A useful persona is built from real customer research, typically a combination of 10 to 20 structured interviews with closed-won customers (the actual buyers), churned customers (the buyers whose problem you didn't solve), and lost prospects (the buyers who chose a competitor or the status quo). The standard fields: role and title, day-to-day responsibilities, the metric they're measured on, the trigger event that puts them in market, where they look for information (specific publications, communities, podcasts, peer networks), the alternatives they consider, common objections, and the people they need to bring along internally. Most B2B sales involve 3 to 7 stakeholders by 2025 (Gartner has reported the average B2B buying group at 6 to 10 depending on deal size); a startup typically needs 2 to 4 personas to cover that group (economic buyer, technical buyer, end user, sometimes a champion). Real personas are named after the role and the context, not the demographics: "Director-of-RevOps-at-a-200-person-PLG-SaaS-company" is useful; "Marketing Mary, age 35, likes yoga" is not. The 2024 to 2026 shift: AI-assisted research (interview transcript analysis, voice-of-customer tools like Sturdy, Gong's automated call mining) lets startups build personas from customer-call data at much higher volume than manual research used to allow, which has raised the bar for persona quality.

Ryan's Take

Most buyer personas in startup decks are fiction. They were written in an afternoon offsite, given a cute name, and printed on a poster nobody references. A useful persona reads like field notes from a journalist: specific role, specific pain, specific words the buyer actually used in interviews. If your persona doesn't include literal quotes from real customers, it's not a persona, it's a marketing exercise. The buyers don't recognize themselves in fiction, and the messaging built on fiction doesn't land.
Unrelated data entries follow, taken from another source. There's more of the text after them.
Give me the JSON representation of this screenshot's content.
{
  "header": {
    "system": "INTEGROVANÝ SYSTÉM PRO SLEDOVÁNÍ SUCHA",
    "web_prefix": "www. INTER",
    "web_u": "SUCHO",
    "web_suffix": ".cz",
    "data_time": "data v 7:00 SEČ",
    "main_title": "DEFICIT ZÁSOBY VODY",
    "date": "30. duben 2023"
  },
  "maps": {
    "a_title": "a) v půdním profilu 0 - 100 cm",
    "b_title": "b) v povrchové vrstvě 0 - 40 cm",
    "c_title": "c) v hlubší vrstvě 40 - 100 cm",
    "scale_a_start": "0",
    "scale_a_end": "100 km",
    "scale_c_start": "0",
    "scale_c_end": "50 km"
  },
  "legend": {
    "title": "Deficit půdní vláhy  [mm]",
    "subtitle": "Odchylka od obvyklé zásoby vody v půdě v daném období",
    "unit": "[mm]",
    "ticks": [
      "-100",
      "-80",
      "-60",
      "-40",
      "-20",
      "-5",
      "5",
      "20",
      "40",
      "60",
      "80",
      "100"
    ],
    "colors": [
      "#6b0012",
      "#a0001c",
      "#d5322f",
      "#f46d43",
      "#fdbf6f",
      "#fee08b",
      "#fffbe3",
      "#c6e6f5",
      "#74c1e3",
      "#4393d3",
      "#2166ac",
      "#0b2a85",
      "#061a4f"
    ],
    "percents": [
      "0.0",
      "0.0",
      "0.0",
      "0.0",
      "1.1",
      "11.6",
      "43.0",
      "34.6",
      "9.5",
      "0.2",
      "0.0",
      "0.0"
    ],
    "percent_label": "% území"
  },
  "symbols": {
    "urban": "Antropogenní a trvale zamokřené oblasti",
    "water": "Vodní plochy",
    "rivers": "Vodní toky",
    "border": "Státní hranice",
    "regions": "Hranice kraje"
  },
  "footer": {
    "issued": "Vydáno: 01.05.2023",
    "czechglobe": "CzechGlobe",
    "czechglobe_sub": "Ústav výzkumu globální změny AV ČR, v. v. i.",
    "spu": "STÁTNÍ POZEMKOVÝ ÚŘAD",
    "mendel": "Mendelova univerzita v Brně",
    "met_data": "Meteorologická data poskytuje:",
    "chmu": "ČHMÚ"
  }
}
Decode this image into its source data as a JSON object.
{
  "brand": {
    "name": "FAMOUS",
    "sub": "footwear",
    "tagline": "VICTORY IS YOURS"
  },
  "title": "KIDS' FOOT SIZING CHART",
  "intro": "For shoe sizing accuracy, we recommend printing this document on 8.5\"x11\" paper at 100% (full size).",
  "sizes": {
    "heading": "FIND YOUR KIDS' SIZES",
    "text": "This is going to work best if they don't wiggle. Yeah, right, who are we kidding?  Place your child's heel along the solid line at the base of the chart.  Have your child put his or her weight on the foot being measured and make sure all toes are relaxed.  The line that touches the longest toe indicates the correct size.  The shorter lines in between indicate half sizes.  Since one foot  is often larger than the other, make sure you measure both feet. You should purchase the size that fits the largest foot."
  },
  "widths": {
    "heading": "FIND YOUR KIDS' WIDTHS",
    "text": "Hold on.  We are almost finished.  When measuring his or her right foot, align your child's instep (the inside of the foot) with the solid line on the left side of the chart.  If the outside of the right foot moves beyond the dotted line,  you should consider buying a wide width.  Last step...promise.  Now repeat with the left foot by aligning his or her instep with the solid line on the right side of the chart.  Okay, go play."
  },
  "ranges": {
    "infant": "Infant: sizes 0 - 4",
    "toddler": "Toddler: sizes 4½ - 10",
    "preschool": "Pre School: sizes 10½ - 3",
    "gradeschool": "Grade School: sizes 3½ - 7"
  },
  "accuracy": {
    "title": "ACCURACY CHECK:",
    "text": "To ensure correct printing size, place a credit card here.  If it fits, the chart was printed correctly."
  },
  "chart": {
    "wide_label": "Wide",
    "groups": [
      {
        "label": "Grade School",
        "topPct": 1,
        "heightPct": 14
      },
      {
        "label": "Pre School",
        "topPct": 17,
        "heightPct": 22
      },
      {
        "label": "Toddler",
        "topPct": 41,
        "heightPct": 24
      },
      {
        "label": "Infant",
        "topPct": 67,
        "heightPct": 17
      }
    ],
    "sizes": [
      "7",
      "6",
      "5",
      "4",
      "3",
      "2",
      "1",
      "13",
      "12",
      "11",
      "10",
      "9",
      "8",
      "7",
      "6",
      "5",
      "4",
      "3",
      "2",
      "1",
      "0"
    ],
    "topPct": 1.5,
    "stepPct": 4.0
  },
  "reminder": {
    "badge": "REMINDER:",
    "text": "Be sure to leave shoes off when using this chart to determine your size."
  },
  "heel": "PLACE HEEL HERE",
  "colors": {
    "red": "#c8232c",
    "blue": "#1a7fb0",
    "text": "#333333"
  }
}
What founders get wrong: Building personas before doing the interviews and treating them as creative writing instead of customer research. The persona is supposed to be the output of the research, not the input. A persona built from imagination guides the team toward marketing that resonates with the founder's mental model of the buyer, not with the actual buyer.

Related: ICP · Growth Marketing · Content Marketing · Product Market Fit

FAQ

What is a buyer persona?
A research-based, semi-fictional profile of an individual decision-maker inside the target customer, capturing role, goals, pain points, success criteria, information sources, objections, and buying behavior. Used to shape messaging, content, sales scripts, and product decisions.

How is a buyer persona different from an ICP?
ICP describes the account or household (firmographics, technographics, trigger pain). Buyer persona describes the individual decision-maker inside that account (role, goals, objections). A typical B2B startup has one ICP and 2-4 personas inside it (economic buyer, technical buyer, end user, sometimes a champion).

How do you build a useful buyer persona?
Run 10-20 structured interviews with closed-won customers, churned customers, and lost prospects. Capture role, responsibilities, the metric they're measured on, trigger events, information sources, alternatives considered, objections, and internal stakeholders. Include literal quotes from interviews so the persona stays grounded.